わたしはその場から早く離れたくて、母の服を引っ張った。母は小さくため息をついて上体を起こし、工作室へ歩きだした。
「みんな、実里のこと気にしてるじゃない。きっと、仲良くしたいって思ってくれてるよ」
「……」
そんなわけがない。一緒にいても楽しくない奴と、友達になんてなりたいわけがない。ただ、わたしが喋ったことが珍しかっただけだ。彼らの反応は、クラスメートに対するそれじゃなかった。
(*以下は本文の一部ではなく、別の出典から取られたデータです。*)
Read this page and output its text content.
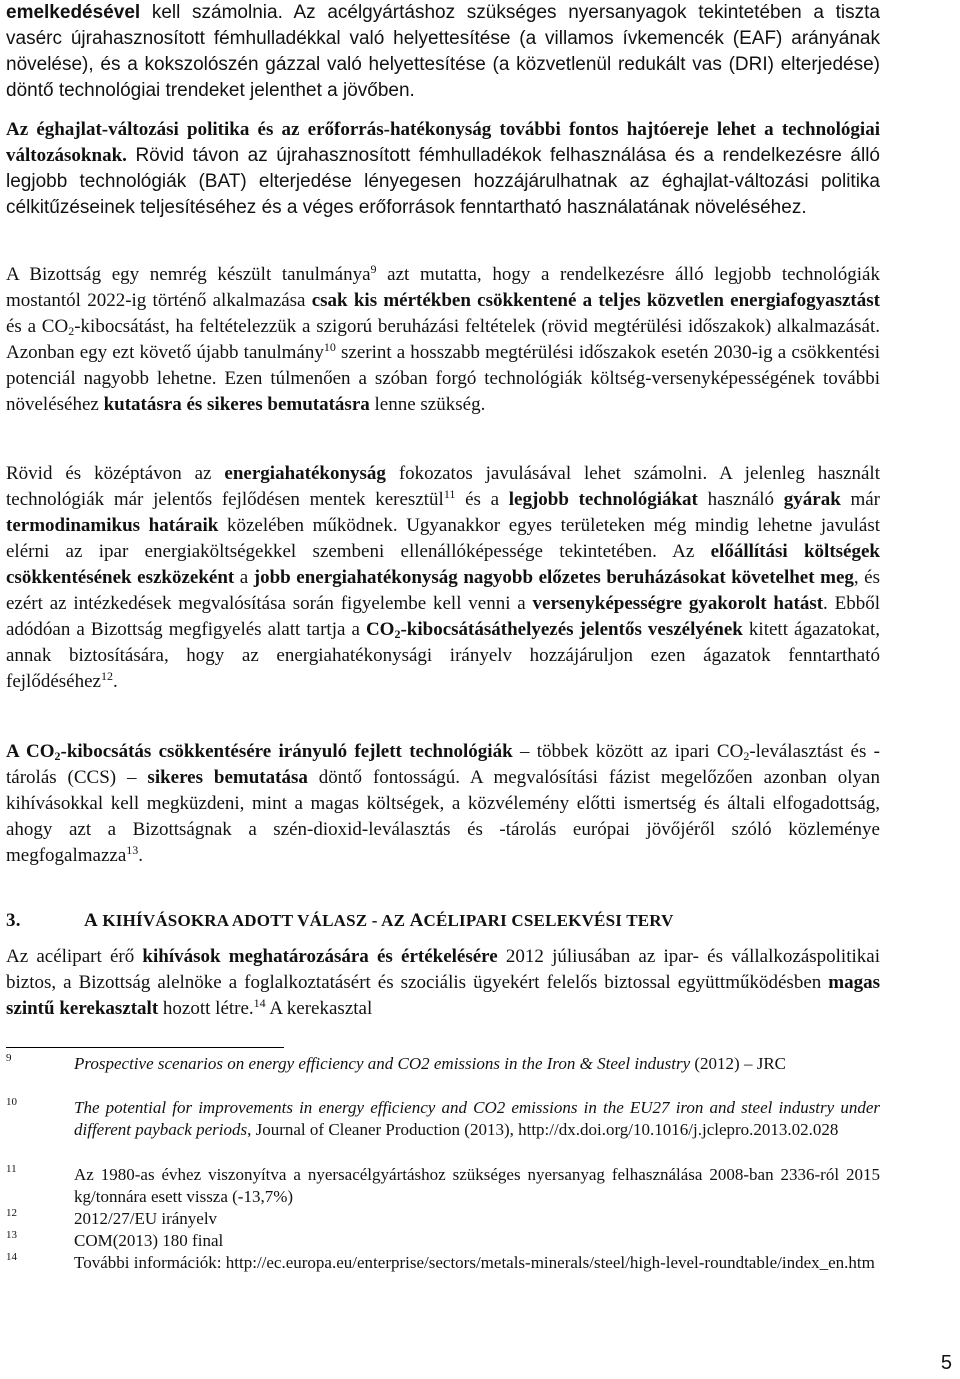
emelkedésével kell számolnia. Az acélgyártáshoz szükséges nyersanyagok tekintetében a tiszta vasérc újrahasznosított fémhulladékkal való helyettesítése (a villamos ívkemencék (EAF) arányának növelése), és a kokszolószén gázzal való helyettesítése (a közvetlenül redukált vas (DRI) elterjedése) döntő technológiai trendeket jelenthet a jövőben.

Az éghajlat-változási politika és az erőforrás-hatékonyság további fontos hajtóereje lehet a technológiai változásoknak. Rövid távon az újrahasznosított fémhulladékok felhasználása és a rendelkezésre álló legjobb technológiák (BAT) elterjedése lényegesen hozzájárulhatnak az éghajlat-változási politika célkitűzéseinek teljesítéséhez és a véges erőforrások fenntartható használatának növeléséhez.

A Bizottság egy nemrég készült tanulmánya$^9$ azt mutatta, hogy a rendelkezésre álló legjobb technológiák mostantól 2022-ig történő alkalmazása csak kis mértékben csökkentené a teljes közvetlen energiafogyasztást és a $CO_2$-kibocsátást, ha feltételezzük a szigorú beruházási feltételek (rövid megtérülési időszakok) alkalmazását. Azonban egy ezt követő újabb tanulmány$^{10}$ szerint a hosszabb megtérülési időszakok esetén 2030-ig a csökkentési potenciál nagyobb lehetne. Ezen túlmenően a szóban forgó technológiák költség-versenyképességének további növeléséhez kutatásra és sikeres bemutatásra lenne szükség.

Rövid és középtávon az energiahatékonyság fokozatos javulásával lehet számolni. A jelenleg használt technológiák már jelentős fejlődésen mentek keresztül$^{11}$ és a legjobb technológiákat használó gyárak már termodinamikus határaik közelében működnek. Ugyanakkor egyes területeken még mindig lehetne javulást elérni az ipar energiaköltségekkel szembeni ellenállóképessége tekintetében. Az előállítási költségek csökkentésének eszközeként a jobb energiahatékonyság nagyobb előzetes beruházásokat követelhet meg, és ezért az intézkedések megvalósítása során figyelembe kell venni a versenyképességre gyakorolt hatást. Ebből adódóan a Bizottság megfigyelés alatt tartja a $CO_2$-kibocsátásáthelyezés jelentős veszélyének kitett ágazatokat, annak biztosítására, hogy az energiahatékonysági irányelv hozzájáruljon ezen ágazatok fenntartható fejlődéséhez$^{12}$.

A $CO_2$-kibocsátás csökkentésére irányuló fejlett technológiák – többek között az ipari $CO_2$-leválasztást és -tárolás (CCS) – sikeres bemutatása döntő fontosságú. A megvalósítási fázist megelőzően azonban olyan kihívásokkal kell megküzdeni, mint a magas költségek, a közvélemény előtti ismertség és általi elfogadottság, ahogy azt a Bizottságnak a szén-dioxid-leválasztás és -tárolás európai jövőjéről szóló közleménye megfogalmazza$^{13}$.

3.	A KIHÍVÁSOKRA ADOTT VÁLASZ - AZ ACÉLIPARI CSELEKVÉSI TERV

Az acélipart érő kihívások meghatározására és értékelésére 2012 júliusában az ipar- és vállalkozáspolitikai biztos, a Bizottság alelnöke a foglalkoztatásért és szociális ügyekért felelős biztossal együttműködésben magas szintű kerekasztalt hozott létre.$^{14}$ A kerekasztal

9	Prospective scenarios on energy efficiency and CO2 emissions in the Iron & Steel industry (2012) – JRC
10	The potential for improvements in energy efficiency and CO2 emissions in the EU27 iron and steel industry under different payback periods, Journal of Cleaner Production (2013), http://dx.doi.org/10.1016/j.jclepro.2013.02.028
11	Az 1980-as évhez viszonyítva a nyersacélgyártáshoz szükséges nyersanyag felhasználása 2008-ban 2336-ról 2015 kg/tonnára esett vissza (-13,7%)
12	2012/27/EU irányelv
13	COM(2013) 180 final
14	További információk: http://ec.europa.eu/enterprise/sectors/metals-minerals/steel/high-level-roundtable/index_en.htm
5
校庭に野良犬が紛れ込んだとか、教室で育てているサボテンに赤い花が咲いたとか、そんなちょっとした非日常が起こったときの反応に近かった。
「そういえば、サンタさんにお手紙は書いたの?」
「……まだ、途中」
手紙は、今日家に帰ったら書き上げるつもりだった。空白の数行を埋めるはずだった。……でも、書くことはなくなった。書けなくなった。
「そう。プレゼント、決めた? ゲームソフトが欲しいんだよね?」
「……いらない」
「え?」
「何も、いらない」
「……実里?」
「わたし、先に帰る」
「え、ちょっと、」
手首を掴もうとする母を振り切り、廊下を引き返す。母は、追ってこなかった。振り返りはしなかったが、おそらく立ちすくんでいたことだろう。
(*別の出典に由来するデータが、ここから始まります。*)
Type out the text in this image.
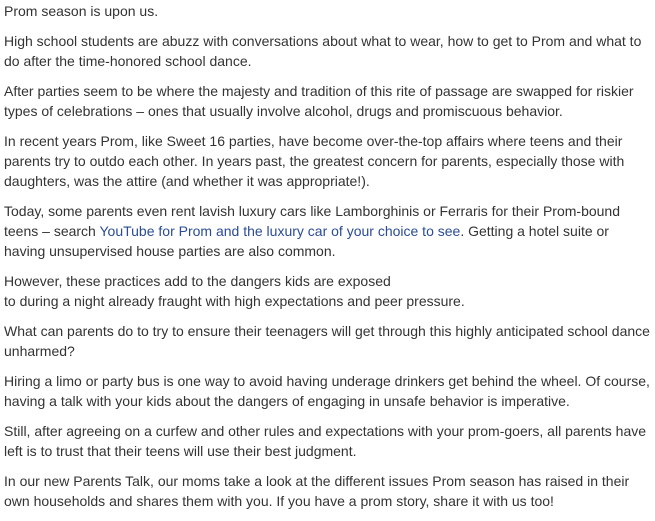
Prom season is upon us.

High school students are abuzz with conversations about what to wear, how to get to Prom and what to do after the time-honored school dance.

After parties seem to be where the majesty and tradition of this rite of passage are swapped for riskier types of celebrations – ones that usually involve alcohol, drugs and promiscuous behavior.

In recent years Prom, like Sweet 16 parties, have become over-the-top affairs where teens and their parents try to outdo each other. In years past, the greatest concern for parents, especially those with daughters, was the attire (and whether it was appropriate!).

Today, some parents even rent lavish luxury cars like Lamborghinis or Ferraris for their Prom-bound teens – search YouTube for Prom and the luxury car of your choice to see. Getting a hotel suite or having unsupervised house parties are also common.

However, these practices add to the dangers kids are exposed
to during a night already fraught with high expectations and peer pressure.

What can parents do to try to ensure their teenagers will get through this highly anticipated school dance unharmed?

Hiring a limo or party bus is one way to avoid having underage drinkers get behind the wheel. Of course, having a talk with your kids about the dangers of engaging in unsafe behavior is imperative.

Still, after agreeing on a curfew and other rules and expectations with your prom-goers, all parents have left is to trust that their teens will use their best judgment.

In our new Parents Talk, our moms take a look at the different issues Prom season has raised in their own households and shares them with you. If you have a prom story, share it with us too!
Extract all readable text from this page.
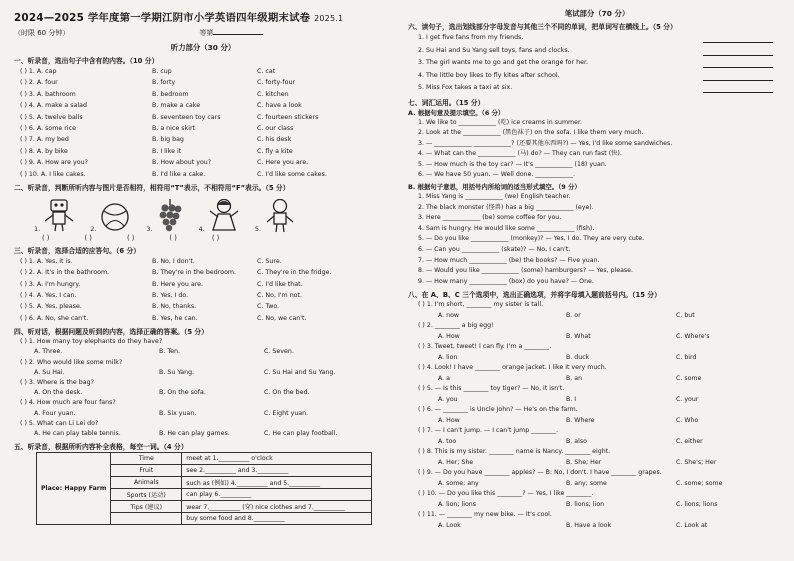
2024—2025 学年度第一学期江阴市小学英语四年级期末试卷 2025.1
（时限 60 分钟）	等第
听力部分（30 分）
一、听录音，选出句子中含有的内容。（10 分）
( ) 1. A. cap	B. cup	C. cat
( ) 2. A. four	B. forty	C. forty-four
( ) 3. A. bathroom	B. bedroom	C. kitchen
( ) 4. A. make a salad	B. make a cake	C. have a look
( ) 5. A. twelve balls	B. seventeen toy cars	C. fourteen stickers
( ) 6. A. some rice	B. a nice skirt	C. our class
( ) 7. A. my bed	B. big bag	C. his desk
( ) 8. A. by bike	B. I like it	C. fly a kite
( ) 9. A. How are you?	B. How about you?	C. Here you are.
( ) 10. A. I like cakes.	B. I'd like a cake.	C. I'd like some cakes.
二、听录音，判断所听内容与图片是否相符，相符用“T”表示，不相符用“F”表示。（5 分）
1.	2.	3.	4.	5.
( )	( )	( )	( )	( )
三、听录音，选择合适的应答句。（6 分）
( ) 1. A. Yes, it is.	B. No, I don't.	C. Sure.
( ) 2. A. It's in the bathroom.	B. They're in the bedroom.	C. They're in the fridge.
( ) 3. A. I'm hungry.	B. Here you are.	C. I'd like that.
( ) 4. A. Yes, I can.	B. Yes, I do.	C. No, I'm not.
( ) 5. A. Yes, please.	B. No, thanks.	C. Two.
( ) 6. A. No, she can't.	B. Yes, he can.	C. No, we can't.
四、听对话，根据问题及听到的内容，选择正确的答案。（5 分）
( ) 1. How many toy elephants do they have?
A. Three.	B. Ten.	C. Seven.
( ) 2. Who would like some milk?
A. Su Hai.	B. Su Yang.	C. Su Hai and Su Yang.
( ) 3. Where is the bag?
A. On the desk.	B. On the sofa.	C. On the bed.
( ) 4. How much are four fans?
A. Four yuan.	B. Six yuan.	C. Eight yuan.
( ) 5. What can Li Lei do?
A. He can play table tennis.	B. He can play games.	C. He can play football.
五、听录音，根据所听内容补全表格，每空一词。（4 分）
Place: Happy Farm	Time	meet at 1.__________ o'clock
	Fruit	see 2.__________ and 3.__________
	Animals	such as (例如) 4.__________ and 5.__________
	Sports (运动)	can play 6.__________
	Tips (建议)	wear 7.__________ (穿) nice clothes and 7.__________
		buy some food and 8.__________
笔试部分（70 分）
六、读句子，选出划线部分字母发音与其他三个不同的单词，把单词写在横线上。（5 分）
1. I get five fans from my friends.
2. Su Hai and Su Yang sell toys, fans and clocks.
3. The girl wants me to go and get the orange for her.
4. The little boy likes to fly kites after school.
5. Miss Fox takes a taxi at six.
七、词汇运用。（15 分）
A. 根据句意及提示填空。（6 分）
1. We like to ____________ (吃) ice creams in summer.
2. Look at the ____________ (黑色袜子) on the sofa. I like them very much.
3. — ____________ ____________? (还要其他东西吗?) — Yes, I'd like some sandwiches.
4. — What can the ____________ (马) do? — They can run fast (快).
5. — How much is the toy car? — It's ____________ (18) yuan.
6. — We have 50 yuan. — Well done. ____________.
B. 根据句子意思，用括号内所给词的适当形式填空。（9 分）
1. Miss Yang is ____________ (we) English teacher.
2. The black monster (怪兽) has a big ____________ (eye).
3. Here ____________ (be) some coffee for you.
4. Sam is hungry. He would like some ____________ (fish).
5. — Do you like ____________ (monkey)? — Yes, I do. They are very cute.
6. — Can you ____________ (skate)? — No, I can't.
7. — How much ____________ (be) the books? — Five yuan.
8. — Would you like ____________ (some) hamburgers? — Yes, please.
9. — How many ____________ (box) do you have? — One.
八、在 A、B、C 三个选项中，选出正确选项，并将字母填入题前括号内。（15 分）
( ) 1. I'm short, ________ my sister is tall.
A. now	B. or	C. but
( ) 2. ________ a big egg!
A. How	B. What	C. Where's
( ) 3. Tweet, tweet! I can fly. I'm a ________.
A. lion	B. duck	C. bird
( ) 4. Look! I have ________ orange jacket. I like it very much.
A. a	B. an	C. some
( ) 5. — Is this ________ toy tiger? — No, it isn't.
A. you	B. I	C. your
( ) 6. — ________ is Uncle John? — He's on the farm.
A. How	B. Where	C. Who
( ) 7. — I can't jump. — I can't jump ________.
A. too	B. also	C. either
( ) 8. This is my sister. ________ name is Nancy. ________ eight.
A. Her; She	B. She; Her	C. She's; Her
( ) 9. — Do you have ________ apples? — B: No, I don't. I have ________ grapes.
A. some; any	B. any; some	C. some; some
( ) 10. — Do you like this ________? — Yes, I like ________.
A. lion; lions	B. lions; lion	C. lions; lions
( ) 11. — ________ my new bike. — It's cool.
A. Look	B. Have a look	C. Look at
廊下を歩む足は徐々に速くなる。苦しい。息苦しい。学校が水槽なら、わたしたちは金魚だ。みんなはエラを使い上手に酸素を取り込むが、喋れないわたしのエラは体にべったり貼り付いて動かない。早く、エラを剥がして。呼吸ができないんだよ。誰か、助けてよ。
今日も、朝から雪が降り続いていた。連日の降雪で、道路脇の雪壁はわたしの身長を優に越している。
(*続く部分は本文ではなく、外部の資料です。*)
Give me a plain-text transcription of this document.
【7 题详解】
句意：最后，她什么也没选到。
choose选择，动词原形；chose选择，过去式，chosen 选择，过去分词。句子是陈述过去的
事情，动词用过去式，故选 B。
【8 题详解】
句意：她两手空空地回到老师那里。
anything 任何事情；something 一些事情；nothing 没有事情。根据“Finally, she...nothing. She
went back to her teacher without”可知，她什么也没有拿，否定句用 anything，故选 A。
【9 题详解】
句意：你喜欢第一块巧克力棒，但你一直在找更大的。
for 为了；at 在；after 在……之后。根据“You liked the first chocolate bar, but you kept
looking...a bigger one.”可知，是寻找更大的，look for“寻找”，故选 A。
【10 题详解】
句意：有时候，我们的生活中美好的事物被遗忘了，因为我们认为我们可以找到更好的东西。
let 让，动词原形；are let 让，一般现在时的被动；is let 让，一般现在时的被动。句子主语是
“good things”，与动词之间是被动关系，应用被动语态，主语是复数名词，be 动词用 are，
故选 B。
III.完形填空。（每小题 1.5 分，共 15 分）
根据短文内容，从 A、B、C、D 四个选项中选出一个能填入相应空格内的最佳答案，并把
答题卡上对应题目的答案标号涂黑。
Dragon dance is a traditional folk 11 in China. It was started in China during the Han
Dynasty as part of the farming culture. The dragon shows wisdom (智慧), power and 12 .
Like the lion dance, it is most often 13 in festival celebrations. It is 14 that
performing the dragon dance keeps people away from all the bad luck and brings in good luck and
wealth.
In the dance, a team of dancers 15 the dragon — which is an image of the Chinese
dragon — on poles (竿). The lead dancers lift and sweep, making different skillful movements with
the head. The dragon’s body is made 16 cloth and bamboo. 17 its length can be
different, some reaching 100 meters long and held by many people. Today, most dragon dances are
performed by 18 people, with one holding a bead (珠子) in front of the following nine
側溝は溢れ、道路は足首の高さまで冠水していた。じゃぶじゃぶと、長靴で水をかき分けるように進む。長靴に穴が開いていたのか、それとも上から雪が入ったのか、足先が濡れ感覚を失っていった。
大通りから外れると、辺りは途端に真っ白な雪景色に変わる。消雪パイプのない農道は、少し前に除雪車が通ったらしい。硬く敷き潰された雪の上に新雪が薄く積もっていた。
とても静かだった。雪は、音を吸い込む。喧騒を掻き消し、静寂をもたらす。
圧雪された路面で足を滑らし尻もちをつく。お尻を押さえながら立ち上がると、涙が零れた。雪で詰まった側溝のように、行き場のなくなった涙は止めどなく溢れ出た。
足の裏で地面を掴むように、雪をしっかり踏みしめながら進む。流れ落ちる涙はそのままに。鼻が詰まり呼吸が荒くなり、吐く息は白さを増した。
教卓の前に立つわたしを見つめるクラスメート。
ヒソヒソ話をする保護者。
目を見開きこちらを指差す彰くん。
隣で新聞を読み上げる佐賀先生の、残念そうな横顔。
ニヤニヤしながらわたしを取り囲む上級生たち。
授業中、わたしに無理やり答えさせようとした非常勤教師。
わたしが何も言い返さないのをいいことにいじわるをする亜希ちゃん。
返事をするまで連絡帳を返してくれなかった保育園の先生。
そして、俯いて教室を出ていく母の背中。
わたしに対する、様々な人の反応が思い起こされた。喋れないことで異物のように見られ、人を苛つかせ、そして悲しませる。最低だ。こんな自分、大嫌いだ。
奥歯をギリッと噛み締める。
サンタさん、ゲームなんていりません。でも、本当にサンタさんがいるのなら、プレゼントをくれるのなら、わたしに声をください。学校で使える声をください。友達が欲しい。“普通”が欲しい。そのためには、声が必要なんです。お願いです。誰にも奪われることのない、封じ込められることもない、自由な声をください。
「あああああっ、あああっ、あああああああ!!」
ほら、わたしはこんなにも声が出せる。どうして、学校はわたしの声を奪うの。どうして、奪われなくちゃいけないの。
たくさんの「おはよう」。「はい」という返事。会話に入れず発せられなかった言葉。
声に出せず積もり積もった言葉は、叫び声となって雪崩落ちる。
「あああああああーーーーーー!!」
わたしの声は、涙は、真っ白な雪に吸い込まれていった。